From 1931, Jack was as a leading voice in the ILP’s Revolutionary Policy Committee (RPC), advocating disaffiliation from the Labour Party. In 1934, Jack and most of the ILP went further and joined the Communist Party of Great Britain (CPGB). Jack did not wobble over Hungary in 1956 or Czechoslovakia in 1968, but remained loyal to the Soviet Union and to the CPGB until they were dissolved. (If he had had his way, he would have taken the CPGB’s ‘successor organisation’, The Democratic Left, to court for the CPGB’s property.)

After the CPGB’s demise, Jack joined Scargill’s Socialist Labour Party (SLP) and, though by the very end of his life he was no longer a member of any party, Jack continued as an active supporter of the Morning Star (more because of what it had been and what he felt it could be again, than for what it actually is); while almost to the last, though he could no longer march, he could be seen in Trafalgar Square demonstrating against US and British imperialism’s latest outbreak of barbarism in Iraq.

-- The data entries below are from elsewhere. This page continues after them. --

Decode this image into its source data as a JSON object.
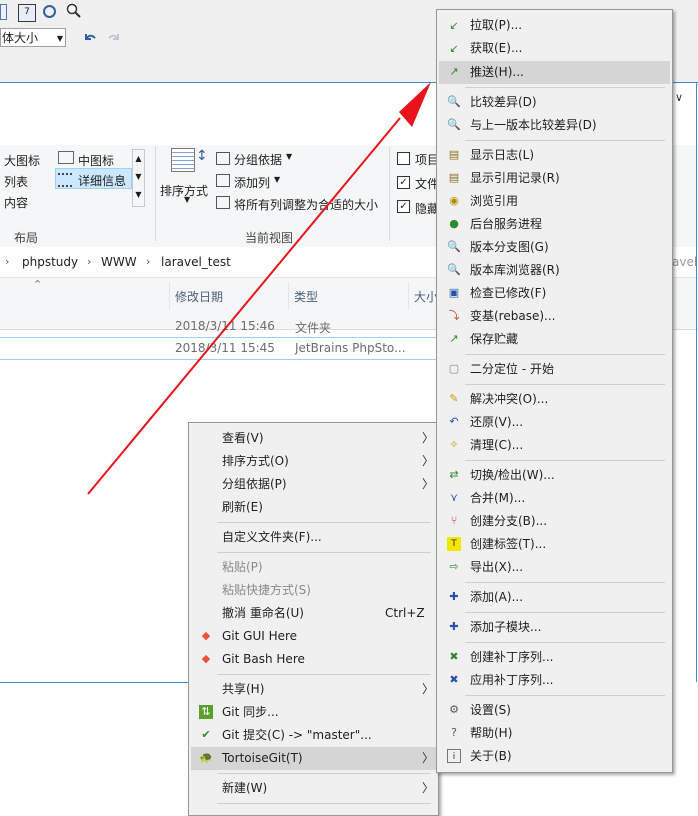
{
  "toolbar": {
    "font_size_value": "体大小"
  },
  "ribbon": {
    "layout": {
      "items": [
        "大图标",
        "中图标",
        "列表",
        "详细信息",
        "内容"
      ],
      "group_label": "布局"
    },
    "current_view": {
      "sort_label": "排序方式",
      "group_by": "分组依据",
      "add_column": "添加列",
      "fit_columns": "将所有列调整为合适的大小",
      "group_label": "当前视图"
    },
    "show_hide": {
      "items": [
        "项目",
        "文件",
        "隐藏"
      ]
    }
  },
  "breadcrumb": [
    "phpstudy",
    "WWW",
    "laravel_test"
  ],
  "breadcrumb_tail": "avel...",
  "columns": {
    "modified": "修改日期",
    "type": "类型",
    "size": "大小"
  },
  "rows": [
    {
      "modified": "2018/3/11 15:46",
      "type": "文件夹"
    },
    {
      "modified": "2018/3/11 15:45",
      "type": "JetBrains PhpSto..."
    }
  ],
  "context_menu": {
    "items": [
      {
        "label": "查看(V)",
        "submenu": true
      },
      {
        "label": "排序方式(O)",
        "submenu": true
      },
      {
        "label": "分组依据(P)",
        "submenu": true
      },
      {
        "label": "刷新(E)"
      },
      {
        "label": "自定义文件夹(F)..."
      },
      {
        "label": "粘贴(P)",
        "disabled": true
      },
      {
        "label": "粘贴快捷方式(S)",
        "disabled": true
      },
      {
        "label": "撤消 重命名(U)",
        "shortcut": "Ctrl+Z"
      },
      {
        "label": "Git GUI Here"
      },
      {
        "label": "Git Bash Here"
      },
      {
        "label": "共享(H)",
        "submenu": true
      },
      {
        "label": "Git 同步..."
      },
      {
        "label": "Git 提交(C) -> \"master\"..."
      },
      {
        "label": "TortoiseGit(T)",
        "submenu": true,
        "highlighted": true
      },
      {
        "label": "新建(W)",
        "submenu": true
      }
    ]
  },
  "tortoise_menu": {
    "items": [
      {
        "label": "拉取(P)...",
        "icon": "pull-arrow-icon"
      },
      {
        "label": "获取(E)...",
        "icon": "fetch-arrow-icon"
      },
      {
        "label": "推送(H)...",
        "icon": "push-arrow-icon",
        "highlighted": true
      },
      {
        "label": "比较差异(D)",
        "icon": "diff-magnifier-icon"
      },
      {
        "label": "与上一版本比较差异(D)",
        "icon": "diff-previous-icon"
      },
      {
        "label": "显示日志(L)",
        "icon": "log-icon"
      },
      {
        "label": "显示引用记录(R)",
        "icon": "reflog-icon"
      },
      {
        "label": "浏览引用",
        "icon": "browse-refs-icon"
      },
      {
        "label": "后台服务进程",
        "icon": "daemon-icon"
      },
      {
        "label": "版本分支图(G)",
        "icon": "revision-graph-icon"
      },
      {
        "label": "版本库浏览器(R)",
        "icon": "repo-browser-icon"
      },
      {
        "label": "检查已修改(F)",
        "icon": "check-modifications-icon"
      },
      {
        "label": "变基(rebase)...",
        "icon": "rebase-icon"
      },
      {
        "label": "保存贮藏",
        "icon": "stash-icon"
      },
      {
        "label": "二分定位 - 开始",
        "icon": "bisect-icon"
      },
      {
        "label": "解决冲突(O)...",
        "icon": "resolve-icon"
      },
      {
        "label": "还原(V)...",
        "icon": "revert-icon"
      },
      {
        "label": "清理(C)...",
        "icon": "cleanup-icon"
      },
      {
        "label": "切换/检出(W)...",
        "icon": "switch-icon"
      },
      {
        "label": "合并(M)...",
        "icon": "merge-icon"
      },
      {
        "label": "创建分支(B)...",
        "icon": "branch-icon"
      },
      {
        "label": "创建标签(T)...",
        "icon": "tag-icon"
      },
      {
        "label": "导出(X)...",
        "icon": "export-icon"
      },
      {
        "label": "添加(A)...",
        "icon": "add-icon"
      },
      {
        "label": "添加子模块...",
        "icon": "submodule-add-icon"
      },
      {
        "label": "创建补丁序列...",
        "icon": "create-patch-icon"
      },
      {
        "label": "应用补丁序列...",
        "icon": "apply-patch-icon"
      },
      {
        "label": "设置(S)",
        "icon": "settings-icon"
      },
      {
        "label": "帮助(H)",
        "icon": "help-icon"
      },
      {
        "label": "关于(B)",
        "icon": "about-icon"
      }
    ]
  },
  "colors": {
    "arrow": "#e8141b",
    "accent": "#3c8bd9",
    "menu_bg": "#f0f0f0",
    "highlight": "#d5d5d5"
  }
}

Jack’s contribution was as a communist, a supporter of the Soviet Union; and it was as a member of the CPGB that he carried out his life’s work. As a lawyer fighting what are now called human rights cases, he defended untold numbers of tenants and workers, both individually and collectively, as well as famous figures of the left and ‘almost left’ from Joe Slovo to Tariq Ali.

Standing as a communist after the war, Jack was elected onto the London County Council where he immersed himself in bread-and-butter issues of housing, welfare and education. Internationally, perhaps Jack’s most notable contribution was his 1952 perilous (and illegal) journey to north Korea, when, with a group of communist and progressive lawyers (International Association of Democratic Lawyers-IADL), he investigated claims that the US and Britain were using biological weapons against the north Korean population. Finding the claims to be true, he returned to England to publicise IADL’s findings, which were far too uncomfortable to be taken up by the Labour-supporting trade-union movement. His pamphlets and articles on this issue and on many others merit a new audience and could very helpfully be reprinted for wider circulation.

Jack’s private life cannot go without comment. He was happy in his marriage to Maire Lynd, who he met in his early CPGB days. Maire was the daughter of Sylvia and Robert Lynd, prominent figures in early 20th century literary London, yet Robert was also a Sinn Fein member, friend of Roger Casement and editor of James Connolly’s works Labour in Ireland, Labour in Irish History and The Re-Conquest of Ireland.

Jack was also happy in his children, grandchildren and great-grandchildren. One of his greatest delights in his ultimate years was taking his great-grand-daughter to the ballet. In this he resembled no less a communist than Karl Marx himself, who also adored his family and loved to take his daughters to the theatre.

The death of a ninety-nine-year-old man cannot be said to be tragic. However, the death of Jack Gaster is the death of a rare man and a good comrade, and those that knew him cannot help but lament his passing even as we celebrate a life in struggle.